The valorization of greenhouse gases, such as CO2 and CH4, through renewable energy is a pressing imperative. Dry reforming of methane (DRM) offers a promising route to convert these gases into valuable syngas, but its endothermic nature poses significant challenges. This study develops a novel Ni/MgO-CeO2/FeCrAl wire catalyst that enables electrification and in situ heating of the reactive center for the DRM reaction. The synergistic interaction between MgO and CeO2 was utilized to enhance DRM performance by promoting CO2 adsorption and oxygen transfer. Under an applied power input of 50 W (∼820 °C), a 2-m-long Ni/MgO-CeO2/FeCrAl wire catalyst achieves exceptional conversions of both CO2 (97.5 %) and CH4 (96.5 %), with H2/CO ratio approaching unity (0.99), outperforming its counterparts operating under conventional heating conditions.

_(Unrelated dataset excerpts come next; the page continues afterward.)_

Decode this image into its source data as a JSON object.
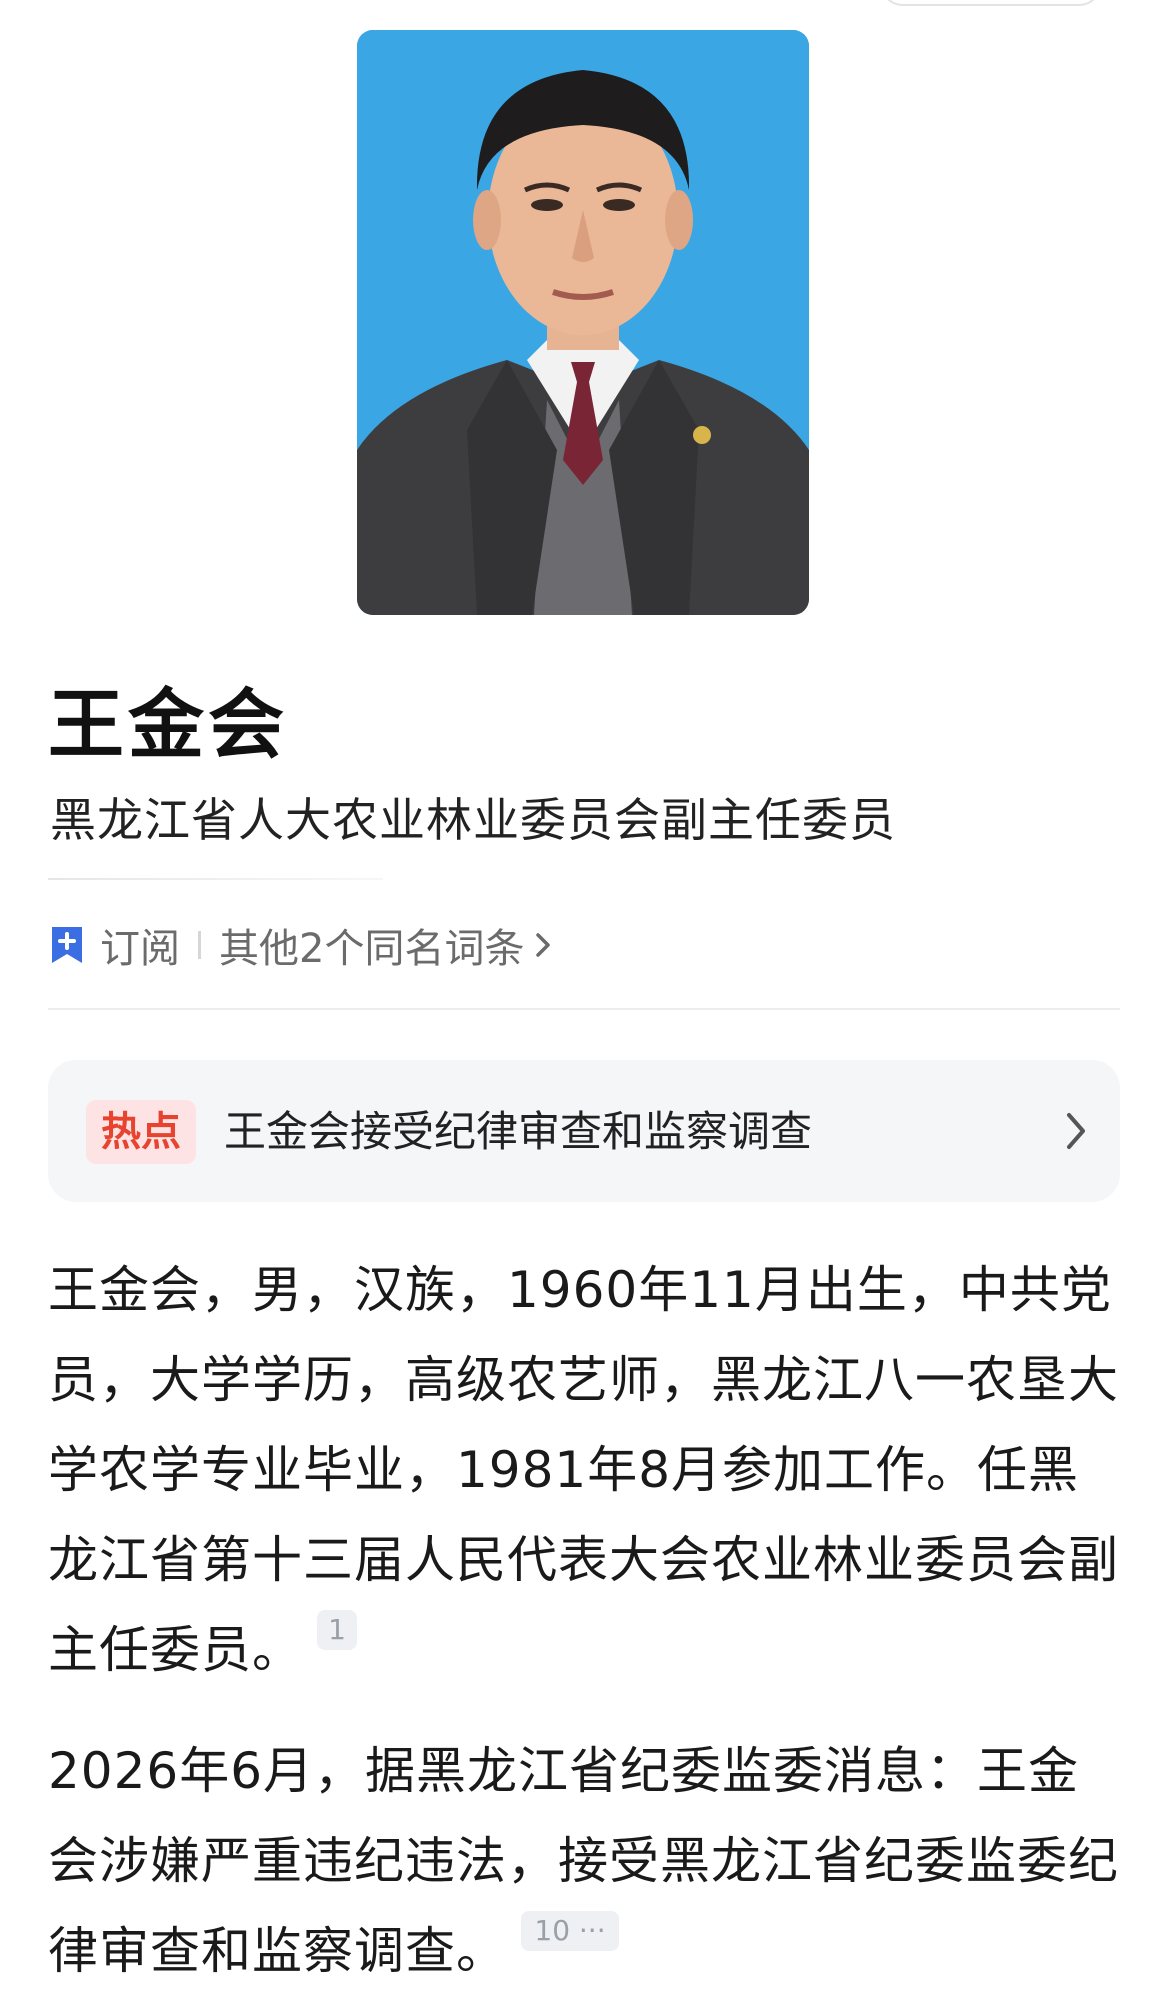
{
  "person": {
    "name": "王金会",
    "title": "黑龙江省人大农业林业委员会副主任委员"
  },
  "actions": {
    "subscribe_label": "订阅",
    "other_entries_label": "其他2个同名词条"
  },
  "hot_topic": {
    "badge": "热点",
    "text": "王金会接受纪律审查和监察调查"
  },
  "paragraphs": [
    {
      "text": "王金会，男，汉族，1960年11月出生，中共党员，大学学历，高级农艺师，黑龙江八一农垦大学农学专业毕业，1981年8月参加工作。任黑龙江省第十三届人民代表大会农业林业委员会副主任委员。",
      "citation": "1"
    },
    {
      "text": "2026年6月，据黑龙江省纪委监委消息：王金会涉嫌严重违纪违法，接受黑龙江省纪委监委纪律审查和监察调查。",
      "citation": "10 ···"
    }
  ],
  "colors": {
    "portrait_background": "#38a8e6",
    "hot_badge_text": "#e8432f",
    "hot_badge_bg": "#fde3e3",
    "bookmark_icon": "#3b6de3"
  },
  "icons": [
    "bookmark-icon",
    "chevron-right-icon"
  ]
}
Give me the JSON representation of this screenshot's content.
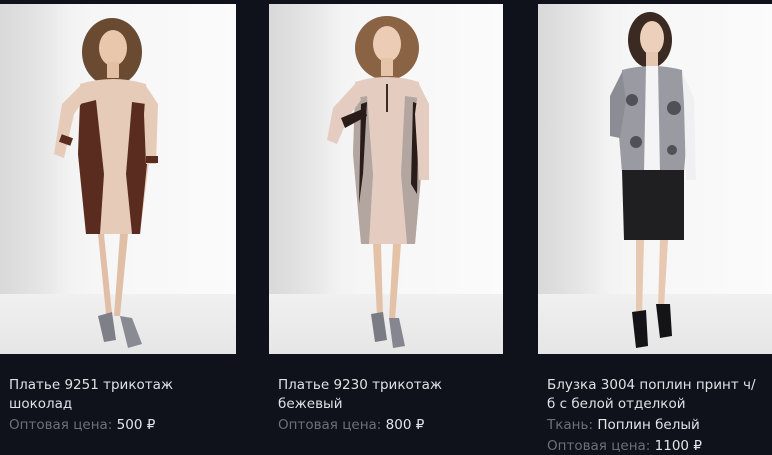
{
  "products": [
    {
      "title": "Платье 9251 трикотаж шоколад",
      "price_label": "Оптовая цена:",
      "price_value": "500",
      "currency": "₽"
    },
    {
      "title": "Платье 9230 трикотаж бежевый",
      "price_label": "Оптовая цена:",
      "price_value": "800",
      "currency": "₽"
    },
    {
      "title": "Блузка 3004 поплин принт ч/б с белой отделкой",
      "fabric_label": "Ткань:",
      "fabric_value": "Поплин белый",
      "price_label": "Оптовая цена:",
      "price_value": "1100",
      "currency": "₽"
    }
  ],
  "colors": {
    "background": "#0f121a",
    "title_text": "#dfe1e6",
    "label_text": "#6b707b",
    "value_text": "#e2e4e8"
  }
}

The electrified “in situ heating” approach employed in this work enables a rapid temperature response. Furthermore, the Ni/MgO-CeO2/FeCrAl catalyst exhibits superior coking resistance, reducing carbon deposition by over 70 % compared to conventional external heating modes. This research offers a promising avenue for the electrification of chemical processes, contributing to decarbonization in critical industries such as metallurgy and chemical engineering.